I shall quote from the preface of Vol. 1 Issue 11, courtesy Ariane Blok:

With women making up thirty percent of the contestants, the only female to make it into the top 18 managed to fend off the American favourites to claim the title. Much to the delight of many onlookers Jana Tylova, an accountant from the Czech Republic, pipped Thomas Snyder, a Harvard University chemistry postgraduate student, and Wei-Hwa Huang, a software engineer for Google.

It was a great occasion and not without its share of controversy. There was a moment of
peaceful uproar at the end (puzzlers are a rather quiet bunch) when two of the three finalists claimed that the deciding puzzle was flawed, they said it couldn't be solved without guesswork. Most observers thought they were right, but there was a logical solution. They missed the vital clue and it cost them dearly.

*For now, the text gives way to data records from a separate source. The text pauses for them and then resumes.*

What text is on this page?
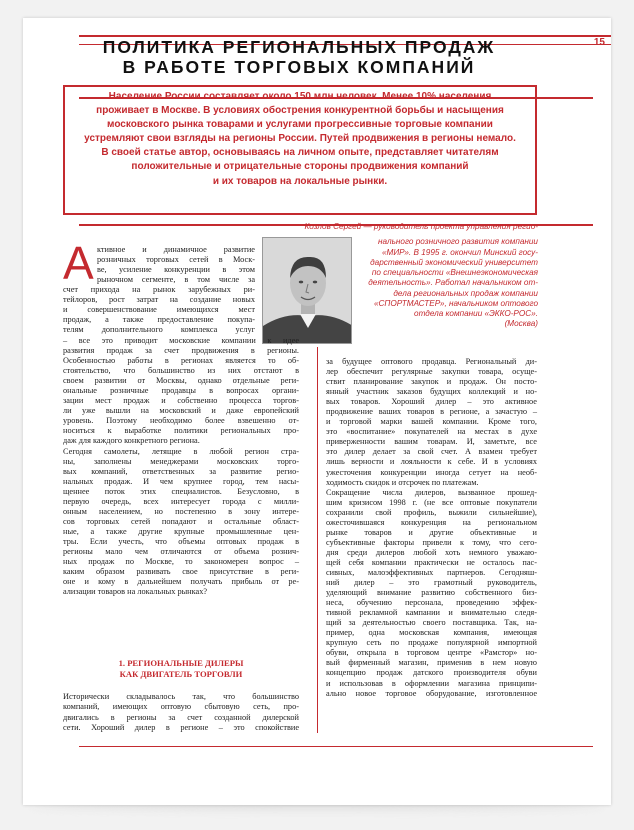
15
ПОЛИТИКА РЕГИОНАЛЬНЫХ ПРОДАЖ
В РАБОТЕ ТОРГОВЫХ КОМПАНИЙ
Население России составляет около 150 млн человек. Менее 10% населения
проживает в Москве. В условиях обострения конкурентной борьбы и насыщения
московского рынка товарами и услугами прогрессивные торговые компании
устремляют свои взгляды на регионы России. Путей продвижения в регионы немало.
В своей статье автор, основываясь на личном опыте, представляет читателям
положительные и отрицательные стороны продвижения компаний
и их товаров на локальные рынки.
Козлов Сергей — руководитель проекта управления регио-
нального розничного развития компании
«МИР». В 1995 г. окончил Минский госу-
дарственный экономический университет
по специальности «Внешнеэкономическая
деятельность». Работал начальником от-
дела региональных продаж компании
«СПОРТМАСТЕР», начальником оптового
отдела компании «ЭККО-РОС».
(Москва)
А ктивное и динамичное развитие
розничных торговых сетей в Моск-
ве, усиление конкуренции в этом
рыночном сегменте, в том числе за
счет прихода на рынок зарубежных ри-
тейлоров, рост затрат на создание новых
и совершенствование имеющихся мест
продаж, а также предоставление покупа-
телям дополнительного комплекса услуг
– все это приводит московские компании к идее
развития продаж за счет продвижения в регионы.
Особенностью работы в регионах является то об-
стоятельство, что большинство из них отстают в
своем развитии от Москвы, однако отдельные реги-
ональные розничные продавцы в вопросах органи-
зации мест продаж и собственно процесса торгов-
ли уже вышли на московский и даже европейский
уровень. Поэтому необходимо более взвешенно от-
носиться к выработке политики региональных про-
даж для каждого конкретного региона.
Сегодня самолеты, летящие в любой регион стра-
ны, заполнены менеджерами московских торго-
вых компаний, ответственных за развитие регио-
нальных продаж. И чем крупнее город, тем насы-
щеннее поток этих специалистов. Безусловно, в
первую очередь, всех интересует города с милли-
онным населением, но постепенно в зону интере-
сов торговых сетей попадают и остальные област-
ные, а также другие крупные промышленные цен-
тры. Если учесть, что объемы оптовых продаж в
регионы мало чем отличаются от объема рознич-
ных продаж по Москве, то закономерен вопрос –
каким образом развивать свое присутствие в реги-
оне и кому в дальнейшем получать прибыль от ре-
ализации товаров на локальных рынках?
1. РЕГИОНАЛЬНЫЕ ДИЛЕРЫ
КАК ДВИГАТЕЛЬ ТОРГОВЛИ
Исторически складывалось так, что большинство
компаний, имеющих оптовую сбытовую сеть, про-
двигались в регионы за счет созданной дилерской
сети. Хороший дилер в регионе – это спокойствие
за будущее оптового продавца. Региональный ди-
лер обеспечит регулярные закупки товара, осуще-
ствит планирование закупок и продаж. Он посто-
янный участник заказов будущих коллекций и но-
вых товаров. Хороший дилер – это активное
продвижение ваших товаров в регионе, а зачастую –
и торговой марки вашей компании. Кроме того,
это «воспитание» покупателей на местах в духе
приверженности вашим товарам. И, заметьте, все
это дилер делает за свой счет. А взамен требует
лишь верности и лояльности к себе. И в условиях
ужесточения конкуренции иногда сетует на необ-
ходимость скидок и отсрочек по платежам.
Сокращение числа дилеров, вызванное прошед-
шим кризисом 1998 г. (не все оптовые покупатели
сохранили свой профиль, выжили сильнейшие),
ожесточившаяся конкуренция на региональном
рынке товаров и другие объективные и
субъективные факторы привели к тому, что сего-
дня среди дилеров любой хоть немного уважаю-
щей себя компании практически не осталось пас-
сивных, малоэффективных партнеров. Сегодняш-
ний дилер – это грамотный руководитель,
уделяющий внимание развитию собственного биз-
неса, обучению персонала, проведению эффек-
тивной рекламной кампании и внимательно следя-
щий за деятельностью своего поставщика. Так, на-
пример, одна московская компания, имеющая
крупную сеть по продаже популярной импортной
обуви, открыла в торговом центре «Рамстор» но-
вый фирменный магазин, применив в нем новую
концепцию продаж датского производителя обуви
и использовав в оформлении магазина принципи-
ально новое торговое оборудование, изготовленное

This is what happened. In four cells across two columns and two rows, the only options were four pairs of digits. Each of these pairs shared a common digit. The American contestants failed to spot the significance. What it meant was, that the common digit could be ruled out of any other cells in those two columns and rows. Glad we sorted that one out.

*grumble* Thereby missing the point entirely, that of course there was a logical solution, but it was too hard to see in the time limit so *everyone* had to guess, not just the "Americans".

Also, will people ever stop caring about what nationality someone is?